Same constraint as M6: rows emitted only when both `rA` and `rB`
resolve to known constants (rare but useful).
### Sylpheed yield
- 110 `stvx` writes newly resolved.
## Layer SJIS+UTF-8 — Localised-string detection (M7 follow-up, landed)
Extends `xenia_analysis::strings::analyze` with two additional scanners.
### Shift_JIS detection
Per JIS X 0208: lead byte ∈ [0x81, 0x9F] [0xE0, 0xEF];
trail byte ∈ [0x40, 0x7E] [0x80, 0xFC]. Single-byte ASCII and JIS
half-width katakana (0xA1..=0xDF) are passed through. At least one
multi-byte pair must be present (so we don't double-count pure ASCII).
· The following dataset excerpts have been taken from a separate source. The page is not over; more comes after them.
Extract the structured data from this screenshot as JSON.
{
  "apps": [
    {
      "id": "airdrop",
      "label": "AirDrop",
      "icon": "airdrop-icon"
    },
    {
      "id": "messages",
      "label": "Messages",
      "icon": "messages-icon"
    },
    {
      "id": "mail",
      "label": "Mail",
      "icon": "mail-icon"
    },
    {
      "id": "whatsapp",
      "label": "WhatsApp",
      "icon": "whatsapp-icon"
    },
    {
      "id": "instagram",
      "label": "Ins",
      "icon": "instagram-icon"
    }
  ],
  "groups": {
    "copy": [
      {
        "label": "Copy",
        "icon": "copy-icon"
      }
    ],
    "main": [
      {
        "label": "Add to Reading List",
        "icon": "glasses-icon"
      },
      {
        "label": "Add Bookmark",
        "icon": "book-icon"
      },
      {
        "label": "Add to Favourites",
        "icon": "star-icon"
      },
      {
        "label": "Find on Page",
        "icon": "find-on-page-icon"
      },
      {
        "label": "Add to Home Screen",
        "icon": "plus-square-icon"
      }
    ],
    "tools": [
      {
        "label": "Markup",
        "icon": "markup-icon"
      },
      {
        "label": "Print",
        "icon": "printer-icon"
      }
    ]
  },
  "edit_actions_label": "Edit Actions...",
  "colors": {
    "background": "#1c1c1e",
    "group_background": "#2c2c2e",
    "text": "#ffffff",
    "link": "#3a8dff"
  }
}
SJIS bytes are rendered as `\\xHH` escapes in the `content` column for
diagnostic readability — full SJIS→UTF-8 decoding is a future
enhancement.
### UTF-8 detection
Validates 2-byte (`110xxxxx 10xxxxxx`) and 3-byte
(`1110xxxx 10xxxxxx 10xxxxxx`) sequences plus printable ASCII. Skips
4-byte (supplementary plane) which is rare in game text.
### Sylpheed yield
- 790 Shift_JIS strings (Japanese debug + UI text, including
`[WARNING] ードに割り当てるエフェクトIDの指定がない ノードデータが見つからない` style mission strings).
- 39 UTF-8 strings.
- 6,311 ASCII strings (unchanged from M7).
## Forward work (not yet landed)
- **M9.5** — full `__CxxFrameHandler` scope-table parsing (try/catch
range names, per-state cleanup actions).
- **M11.5** — walk the static-initialiser driver call chain from the
entry point to surface ground-truth ctor PCs.
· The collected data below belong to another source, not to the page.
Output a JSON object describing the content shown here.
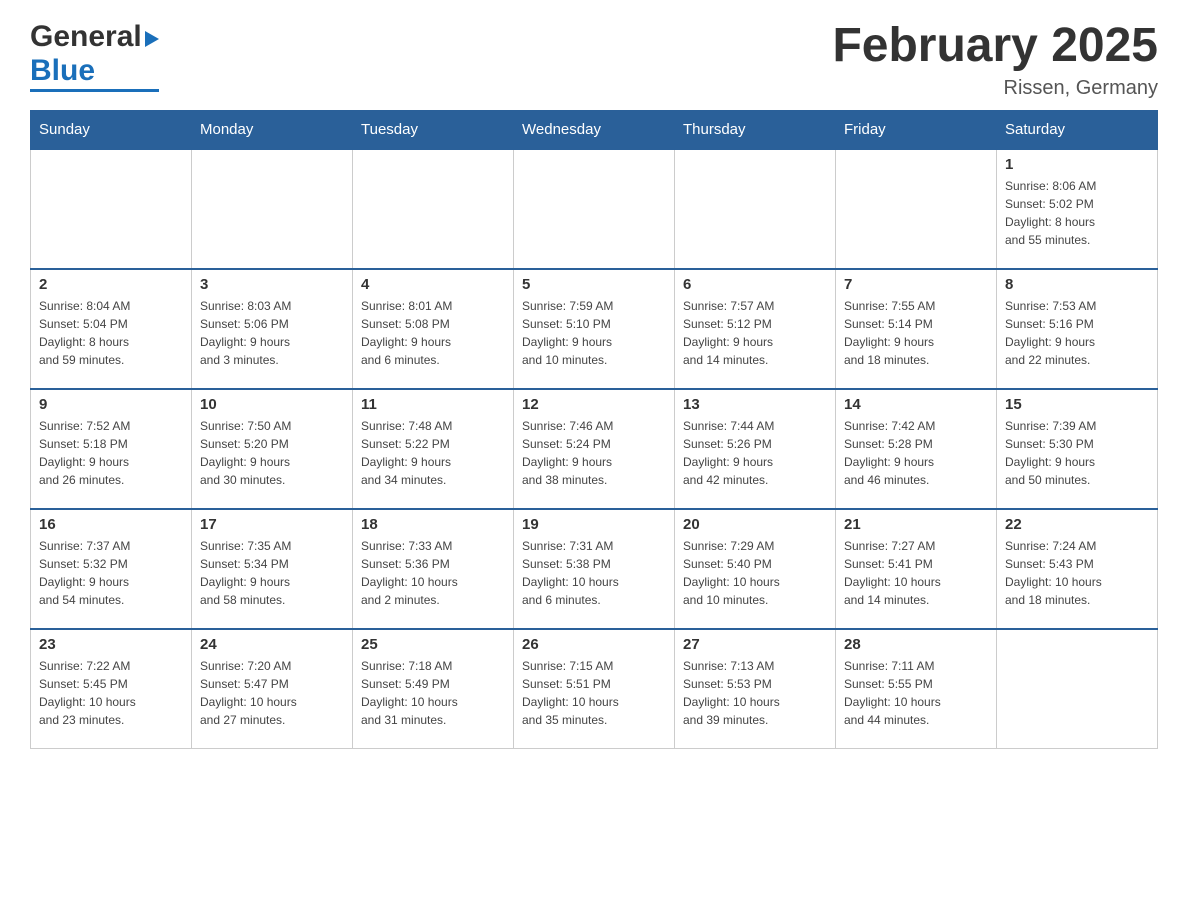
{
  "header": {
    "logo": {
      "general": "General",
      "blue": "Blue",
      "triangle": "▶"
    },
    "title": "February 2025",
    "location": "Rissen, Germany"
  },
  "calendar": {
    "days_of_week": [
      "Sunday",
      "Monday",
      "Tuesday",
      "Wednesday",
      "Thursday",
      "Friday",
      "Saturday"
    ],
    "weeks": [
      {
        "days": [
          {
            "date": "",
            "info": ""
          },
          {
            "date": "",
            "info": ""
          },
          {
            "date": "",
            "info": ""
          },
          {
            "date": "",
            "info": ""
          },
          {
            "date": "",
            "info": ""
          },
          {
            "date": "",
            "info": ""
          },
          {
            "date": "1",
            "info": "Sunrise: 8:06 AM\nSunset: 5:02 PM\nDaylight: 8 hours\nand 55 minutes."
          }
        ]
      },
      {
        "days": [
          {
            "date": "2",
            "info": "Sunrise: 8:04 AM\nSunset: 5:04 PM\nDaylight: 8 hours\nand 59 minutes."
          },
          {
            "date": "3",
            "info": "Sunrise: 8:03 AM\nSunset: 5:06 PM\nDaylight: 9 hours\nand 3 minutes."
          },
          {
            "date": "4",
            "info": "Sunrise: 8:01 AM\nSunset: 5:08 PM\nDaylight: 9 hours\nand 6 minutes."
          },
          {
            "date": "5",
            "info": "Sunrise: 7:59 AM\nSunset: 5:10 PM\nDaylight: 9 hours\nand 10 minutes."
          },
          {
            "date": "6",
            "info": "Sunrise: 7:57 AM\nSunset: 5:12 PM\nDaylight: 9 hours\nand 14 minutes."
          },
          {
            "date": "7",
            "info": "Sunrise: 7:55 AM\nSunset: 5:14 PM\nDaylight: 9 hours\nand 18 minutes."
          },
          {
            "date": "8",
            "info": "Sunrise: 7:53 AM\nSunset: 5:16 PM\nDaylight: 9 hours\nand 22 minutes."
          }
        ]
      },
      {
        "days": [
          {
            "date": "9",
            "info": "Sunrise: 7:52 AM\nSunset: 5:18 PM\nDaylight: 9 hours\nand 26 minutes."
          },
          {
            "date": "10",
            "info": "Sunrise: 7:50 AM\nSunset: 5:20 PM\nDaylight: 9 hours\nand 30 minutes."
          },
          {
            "date": "11",
            "info": "Sunrise: 7:48 AM\nSunset: 5:22 PM\nDaylight: 9 hours\nand 34 minutes."
          },
          {
            "date": "12",
            "info": "Sunrise: 7:46 AM\nSunset: 5:24 PM\nDaylight: 9 hours\nand 38 minutes."
          },
          {
            "date": "13",
            "info": "Sunrise: 7:44 AM\nSunset: 5:26 PM\nDaylight: 9 hours\nand 42 minutes."
          },
          {
            "date": "14",
            "info": "Sunrise: 7:42 AM\nSunset: 5:28 PM\nDaylight: 9 hours\nand 46 minutes."
          },
          {
            "date": "15",
            "info": "Sunrise: 7:39 AM\nSunset: 5:30 PM\nDaylight: 9 hours\nand 50 minutes."
          }
        ]
      },
      {
        "days": [
          {
            "date": "16",
            "info": "Sunrise: 7:37 AM\nSunset: 5:32 PM\nDaylight: 9 hours\nand 54 minutes."
          },
          {
            "date": "17",
            "info": "Sunrise: 7:35 AM\nSunset: 5:34 PM\nDaylight: 9 hours\nand 58 minutes."
          },
          {
            "date": "18",
            "info": "Sunrise: 7:33 AM\nSunset: 5:36 PM\nDaylight: 10 hours\nand 2 minutes."
          },
          {
            "date": "19",
            "info": "Sunrise: 7:31 AM\nSunset: 5:38 PM\nDaylight: 10 hours\nand 6 minutes."
          },
          {
            "date": "20",
            "info": "Sunrise: 7:29 AM\nSunset: 5:40 PM\nDaylight: 10 hours\nand 10 minutes."
          },
          {
            "date": "21",
            "info": "Sunrise: 7:27 AM\nSunset: 5:41 PM\nDaylight: 10 hours\nand 14 minutes."
          },
          {
            "date": "22",
            "info": "Sunrise: 7:24 AM\nSunset: 5:43 PM\nDaylight: 10 hours\nand 18 minutes."
          }
        ]
      },
      {
        "days": [
          {
            "date": "23",
            "info": "Sunrise: 7:22 AM\nSunset: 5:45 PM\nDaylight: 10 hours\nand 23 minutes."
          },
          {
            "date": "24",
            "info": "Sunrise: 7:20 AM\nSunset: 5:47 PM\nDaylight: 10 hours\nand 27 minutes."
          },
          {
            "date": "25",
            "info": "Sunrise: 7:18 AM\nSunset: 5:49 PM\nDaylight: 10 hours\nand 31 minutes."
          },
          {
            "date": "26",
            "info": "Sunrise: 7:15 AM\nSunset: 5:51 PM\nDaylight: 10 hours\nand 35 minutes."
          },
          {
            "date": "27",
            "info": "Sunrise: 7:13 AM\nSunset: 5:53 PM\nDaylight: 10 hours\nand 39 minutes."
          },
          {
            "date": "28",
            "info": "Sunrise: 7:11 AM\nSunset: 5:55 PM\nDaylight: 10 hours\nand 44 minutes."
          },
          {
            "date": "",
            "info": ""
          }
        ]
      }
    ]
  }
}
- VMX/VMX128 vector-store xref emission (M6 follow-up).
- UTF-8 / shift_jis localised-string detection in `.rdata` (M7 follow-up).
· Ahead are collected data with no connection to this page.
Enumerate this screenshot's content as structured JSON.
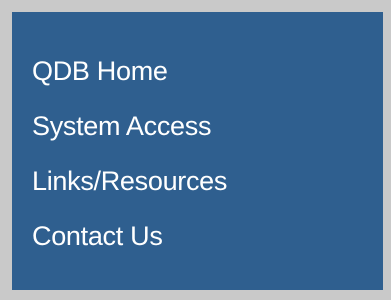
{
  "nav": {
    "items": [
      {
        "label": "QDB Home"
      },
      {
        "label": "System Access"
      },
      {
        "label": "Links/Resources"
      },
      {
        "label": "Contact Us"
      }
    ]
  },
  "colors": {
    "panel_background": "#2f5f8f",
    "frame_gray": "#c9c9c9",
    "link_text": "#ffffff"
  }
}
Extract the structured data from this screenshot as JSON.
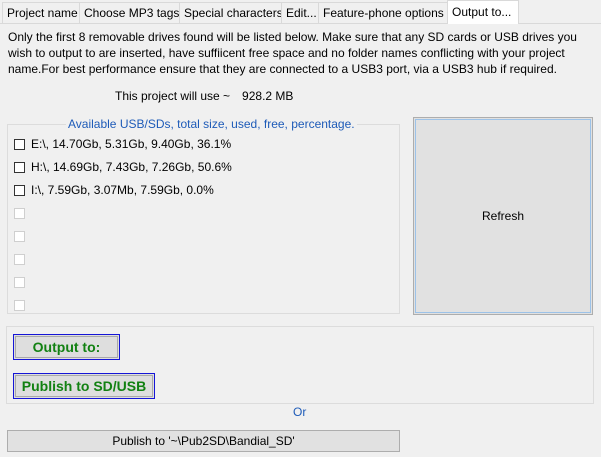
{
  "tabs": [
    {
      "label": "Project name"
    },
    {
      "label": "Choose MP3 tags"
    },
    {
      "label": "Special characters"
    },
    {
      "label": "Edit..."
    },
    {
      "label": "Feature-phone options"
    },
    {
      "label": "Output to..."
    }
  ],
  "intro_text": "Only the first 8 removable drives found will be listed below. Make sure that any SD cards or USB drives you wish to output to are inserted, have suffiicent free space and no folder names conflicting with your project name.For best performance ensure that they are connected to a USB3 port, via a USB3 hub if required.",
  "usage": {
    "label": "This project will use ~",
    "value": "928.2 MB"
  },
  "drives_group": {
    "title": "Available USB/SDs, total size, used, free, percentage.",
    "drives": [
      {
        "label": "E:\\, 14.70Gb, 5.31Gb, 9.40Gb, 36.1%",
        "checked": false
      },
      {
        "label": "H:\\, 14.69Gb, 7.43Gb, 7.26Gb, 50.6%",
        "checked": false
      },
      {
        "label": "I:\\, 7.59Gb, 3.07Mb, 7.59Gb, 0.0%",
        "checked": false
      }
    ],
    "empty_slots": 5
  },
  "refresh_label": "Refresh",
  "output_to_label": "Output to:",
  "publish_label": "Publish to SD/USB",
  "or_label": "Or",
  "publish_path_label": "Publish to '~\\Pub2SD\\Bandial_SD'",
  "colors": {
    "green_text": "#128112",
    "blue_border": "#1515d6",
    "blue_text": "#1e5bb8"
  }
}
- **M9.6** — link `eh_funcinfo` records back to their owning functions
via `bl __CxxFrameHandler` registration sites + per-try-block
`pHandlerArray` parsing.
- **M11.6** — relax M11.5 to detect non-canonical static-init driver
shapes (`_initterm_e` with status return, custom drivers).
- Full SJIS → UTF-8 decoding in the `strings.content` column.
- VMX128 (opcode 4) vector-store xrefs — separate encoding space, low
ROI; document if Sylpheed's renderer cluster uses it.